Marco: «Per noi vuol dire andare dove c’è un bisogno, inviati da amici che ti sostengono, lavorare gratuitamente, vivere di Provvidenza, mettersi nella logica del servizio. I nostri “padroni” sono i poveri che bussano tutti i giorni alla porta di casa nostra».
Giulia: «Essere missionari vuol dire lasciare tutto quello che si ha (casa, amici, famiglia, sicurezze), andare per assumere altre logiche. La porta di casa nostra a Yungay è fisicamente sempre aperta. Sedersi e ascoltare chi bussa è parte fondamentale delle nostre giornate».

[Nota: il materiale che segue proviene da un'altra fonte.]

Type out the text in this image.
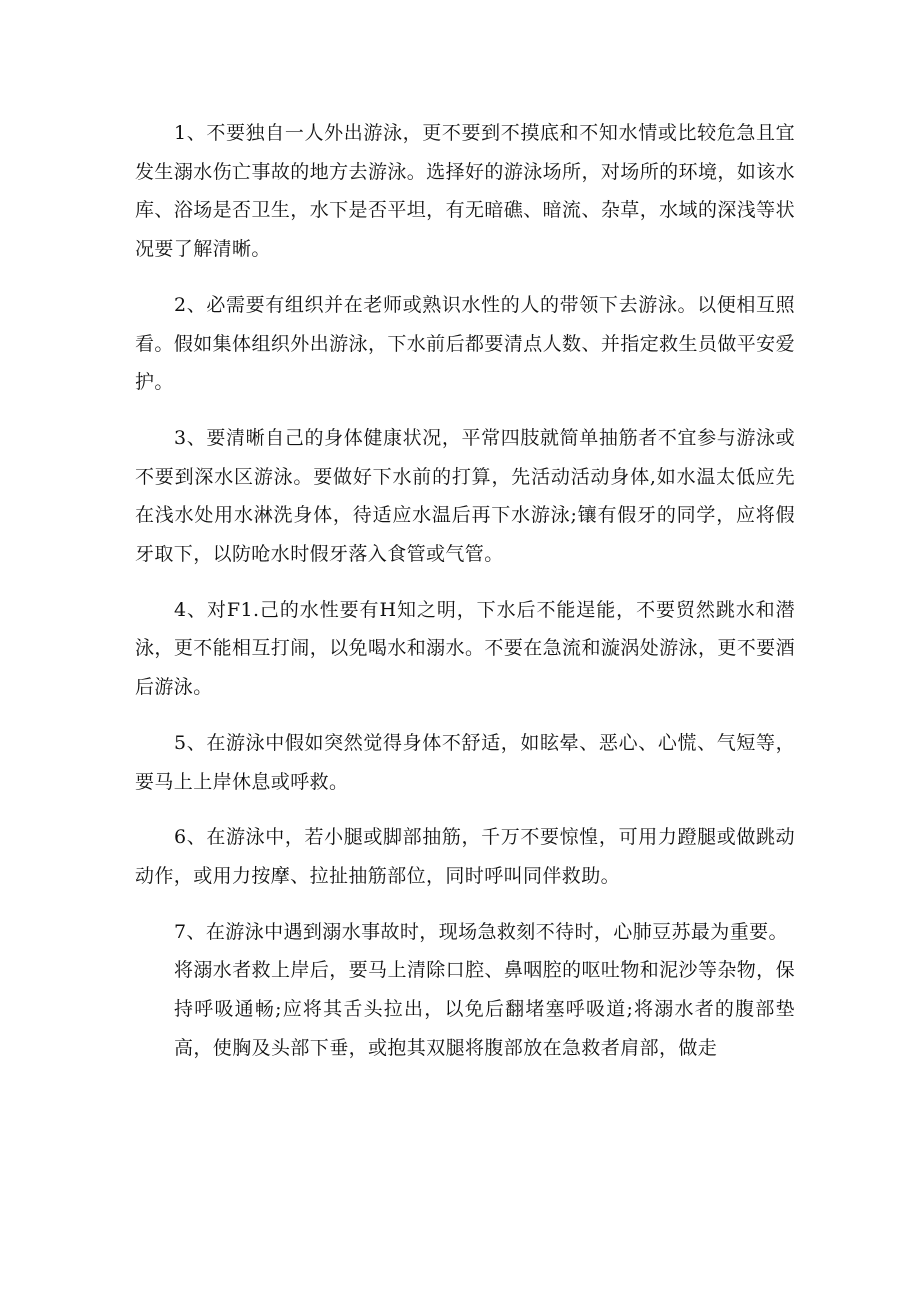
1、不要独自一人外出游泳，更不要到不摸底和不知水情或比较危急且宜发生溺水伤亡事故的地方去游泳。选择好的游泳场所，对场所的环境，如该水库、浴场是否卫生，水下是否平坦，有无暗礁、暗流、杂草，水域的深浅等状况要了解清晰。

2、必需要有组织并在老师或熟识水性的人的带领下去游泳。以便相互照看。假如集体组织外出游泳，下水前后都要清点人数、并指定救生员做平安爱护。

3、要清晰自己的身体健康状况，平常四肢就简单抽筋者不宜参与游泳或不要到深水区游泳。要做好下水前的打算，先活动活动身体,如水温太低应先在浅水处用水淋洗身体，待适应水温后再下水游泳;镶有假牙的同学，应将假牙取下，以防呛水时假牙落入食管或气管。

4、对F1.己的水性要有H知之明，下水后不能逞能，不要贸然跳水和潜泳，更不能相互打闹，以免喝水和溺水。不要在急流和漩涡处游泳，更不要酒后游泳。

5、在游泳中假如突然觉得身体不舒适，如眩晕、恶心、心慌、气短等，要马上上岸休息或呼救。

6、在游泳中，若小腿或脚部抽筋，千万不要惊惶，可用力蹬腿或做跳动动作，或用力按摩、拉扯抽筋部位，同时呼叫同伴救助。

7、在游泳中遇到溺水事故时，现场急救刻不待时，心肺豆苏最为重要。
将溺水者救上岸后，要马上清除口腔、鼻咽腔的呕吐物和泥沙等杂物，保持呼吸通畅;应将其舌头拉出，以免后翻堵塞呼吸道;将溺水者的腹部垫高，使胸及头部下垂，或抱其双腿将腹部放在急救者肩部，做走
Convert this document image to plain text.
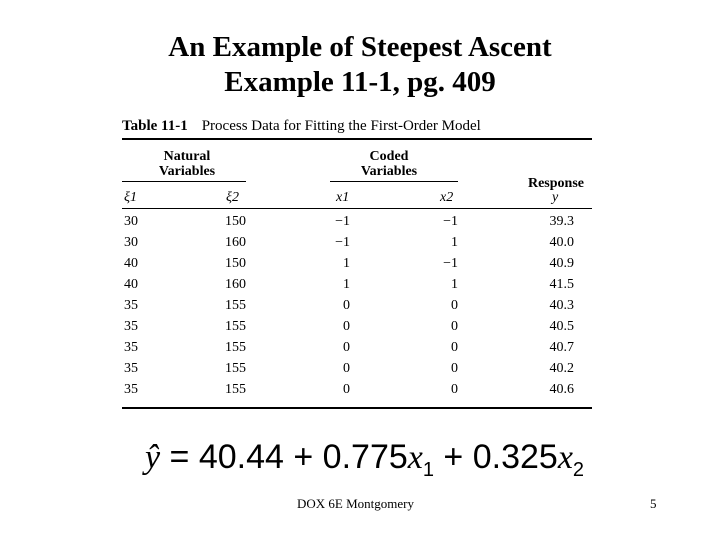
An Example of Steepest Ascent
Example 11-1, pg. 409
Table 11-1 Process Data for Fitting the First-Order Model
Natural
Variables
Coded
Variables
Response
ξ1	ξ2	x1	x2	y
30	150	−1	−1	39.3
30	160	−1	1	40.0
40	150	1	−1	40.9
40	160	1	1	41.5
35	155	0	0	40.3
35	155	0	0	40.5
35	155	0	0	40.7
35	155	0	0	40.2
35	155	0	0	40.6
ŷ = $40.44 + 0.775x_1 + 0.325x_2$
DOX 6E Montgomery	5
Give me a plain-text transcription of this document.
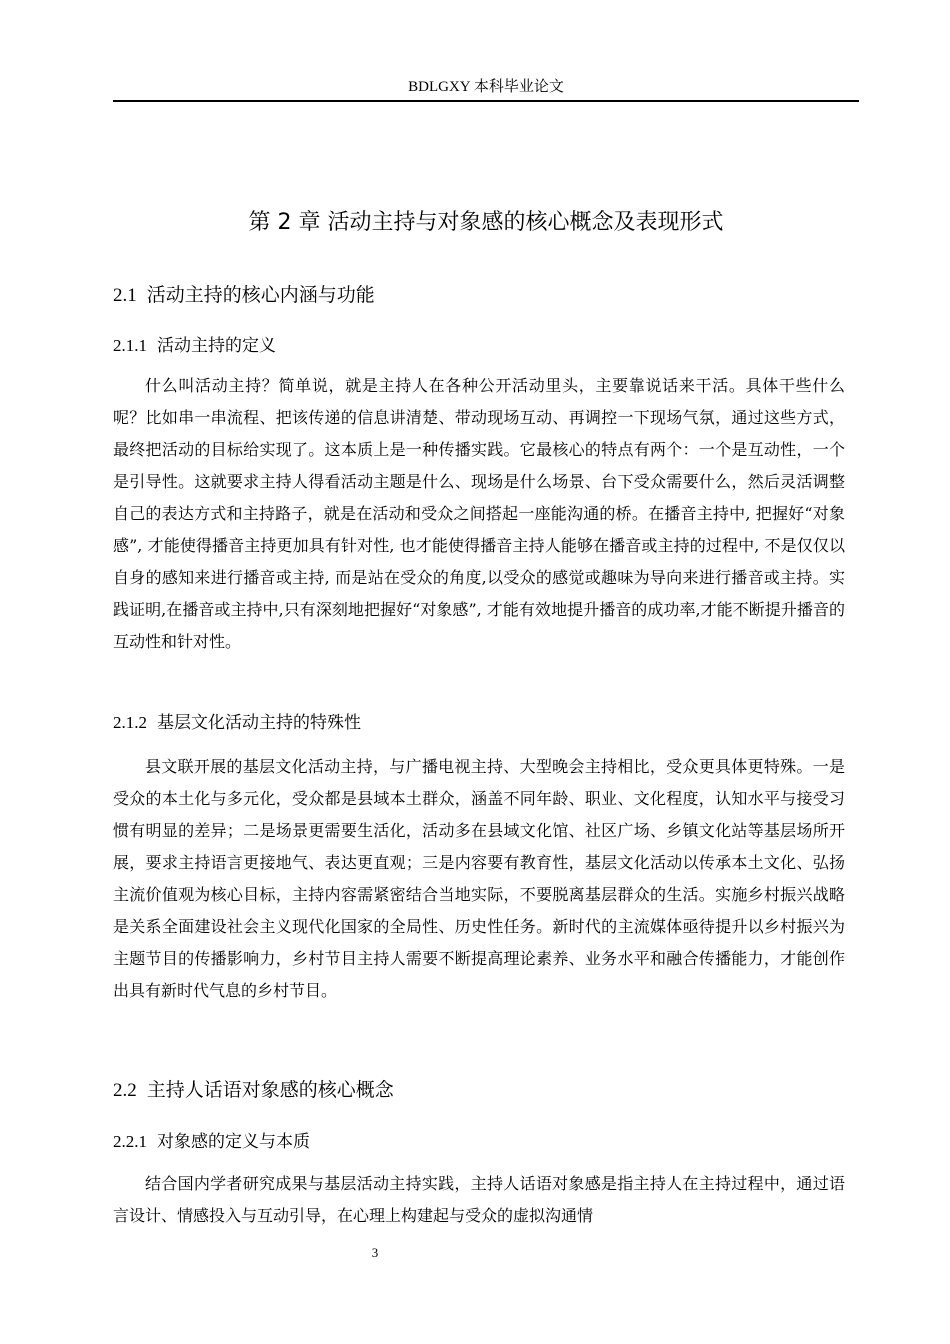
BDLGXY 本科毕业论文
第 2 章 活动主持与对象感的核心概念及表现形式
2.1 活动主持的核心内涵与功能
2.1.1 活动主持的定义

什么叫活动主持？简单说，就是主持人在各种公开活动里头，主要靠说话来干活。具体干些什么呢？比如串一串流程、把该传递的信息讲清楚、带动现场互动、再调控一下现场气氛，通过这些方式，最终把活动的目标给实现了。这本质上是一种传播实践。它最核心的特点有两个：一个是互动性，一个是引导性。这就要求主持人得看活动主题是什么、现场是什么场景、台下受众需要什么，然后灵活调整自己的表达方式和主持路子，就是在活动和受众之间搭起一座能沟通的桥。在播音主持中, 把握好“对象感”, 才能使得播音主持更加具有针对性, 也才能使得播音主持人能够在播音或主持的过程中, 不是仅仅以自身的感知来进行播音或主持, 而是站在受众的角度,以受众的感觉或趣味为导向来进行播音或主持。实践证明,在播音或主持中,只有深刻地把握好“对象感”, 才能有效地提升播音的成功率,才能不断提升播音的互动性和针对性。

2.1.2 基层文化活动主持的特殊性

县文联开展的基层文化活动主持，与广播电视主持、大型晚会主持相比，受众更具体更特殊。一是受众的本土化与多元化，受众都是县域本土群众，涵盖不同年龄、职业、文化程度，认知水平与接受习惯有明显的差异；二是场景更需要生活化，活动多在县域文化馆、社区广场、乡镇文化站等基层场所开展，要求主持语言更接地气、表达更直观；三是内容要有教育性，基层文化活动以传承本土文化、弘扬主流价值观为核心目标，主持内容需紧密结合当地实际，不要脱离基层群众的生活。实施乡村振兴战略是关系全面建设社会主义现代化国家的全局性、历史性任务。新时代的主流媒体亟待提升以乡村振兴为主题节目的传播影响力，乡村节目主持人需要不断提高理论素养、业务水平和融合传播能力，才能创作出具有新时代气息的乡村节目。

2.2 主持人话语对象感的核心概念
2.2.1 对象感的定义与本质

结合国内学者研究成果与基层活动主持实践，主持人话语对象感是指主持人在主持过程中，通过语言设计、情感投入与互动引导，在心理上构建起与受众的虚拟沟通情

3
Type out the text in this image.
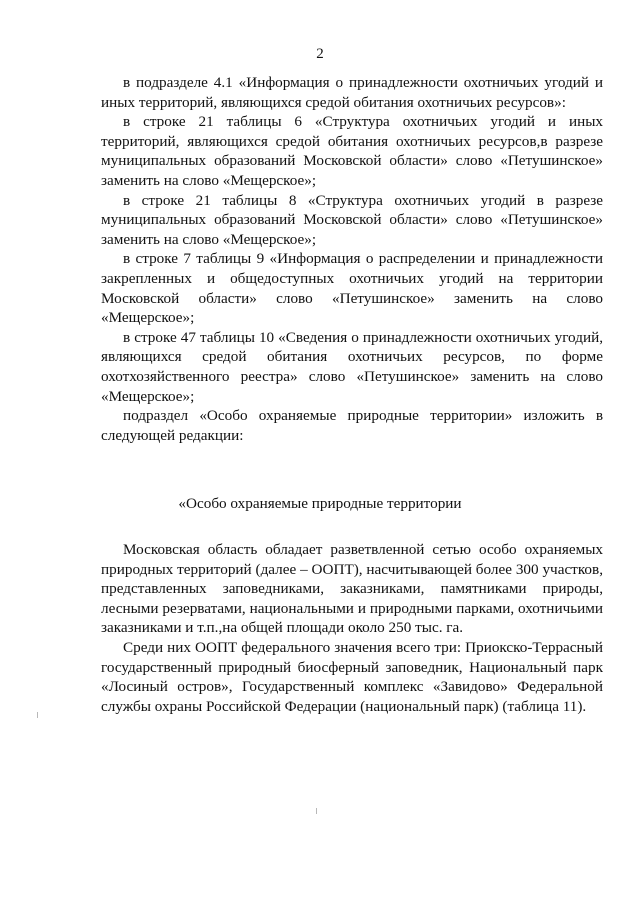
2

в подразделе 4.1 «Информация о принадлежности охотничьих угодий и иных территорий, являющихся средой обитания охотничьих ресурсов»:

в строке 21 таблицы 6 «Структура охотничьих угодий и иных территорий, являющихся средой обитания охотничьих ресурсов,в разрезе муниципальных образований Московской области» слово «Петушинское» заменить на слово «Мещерское»;

в строке 21 таблицы 8 «Структура охотничьих угодий в разрезе муниципальных образований Московской области» слово «Петушинское» заменить на слово «Мещерское»;

в строке 7 таблицы 9 «Информация о распределении и принадлежности закрепленных и общедоступных охотничьих угодий на территории Московской области» слово «Петушинское» заменить на слово «Мещерское»;

в строке 47 таблицы 10 «Сведения о принадлежности охотничьих угодий, являющихся средой обитания охотничьих ресурсов, по форме охотхозяйственного реестра» слово «Петушинское» заменить на слово «Мещерское»;

подраздел «Особо охраняемые природные территории» изложить в следующей редакции:

«Особо охраняемые природные территории

Московская область обладает разветвленной сетью особо охраняемых природных территорий (далее – ООПТ), насчитывающей более 300 участков, представленных заповедниками, заказниками, памятниками природы, лесными резерватами, национальными и природными парками, охотничьими заказниками и т.п.,на общей площади около 250 тыс. га.

Среди них ООПТ федерального значения всего три: Приокско-Террасный государственный природный биосферный заповедник, Национальный парк «Лосиный остров», Государственный комплекс «Завидово» Федеральной службы охраны Российской Федерации (национальный парк) (таблица 11).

I figli come interagiscono?
Giulia: «Abbiamo tutti imparato a vivere in comunità. Abbiamo solo le nostre stanze; il resto, cucina compresa, è in comune con chi vive con noi. Noi qui parliamo dei poveri del Perù, ma a Yungay sono i nostri amici, i nostri di casa, i ragazzi che vivono con noi. Siamo noi i poveri, fa parte della quotidianità… e non ce ne accorgiamo».

La speranza è il tema del Giubileo appena iniziato. Che sapore ha a Yungay?
Giulia: «La speranza è cercare di vivere un mondo diverso, con logiche diverse. Stare con la gente povera ci insegna a vivere senza tante cose, che sembrano essenziali ma in realtà non lo sono. I poveri ci insegnano ogni giorno a ridimensionare i nostri bisogni, a condividere, a far spazio alla solidarietà. Pensare meno a noi stessi, pensare che la vita è bella e dobbiamo viverla nel modo migliore: è questa, secondo me, la strada della speranza».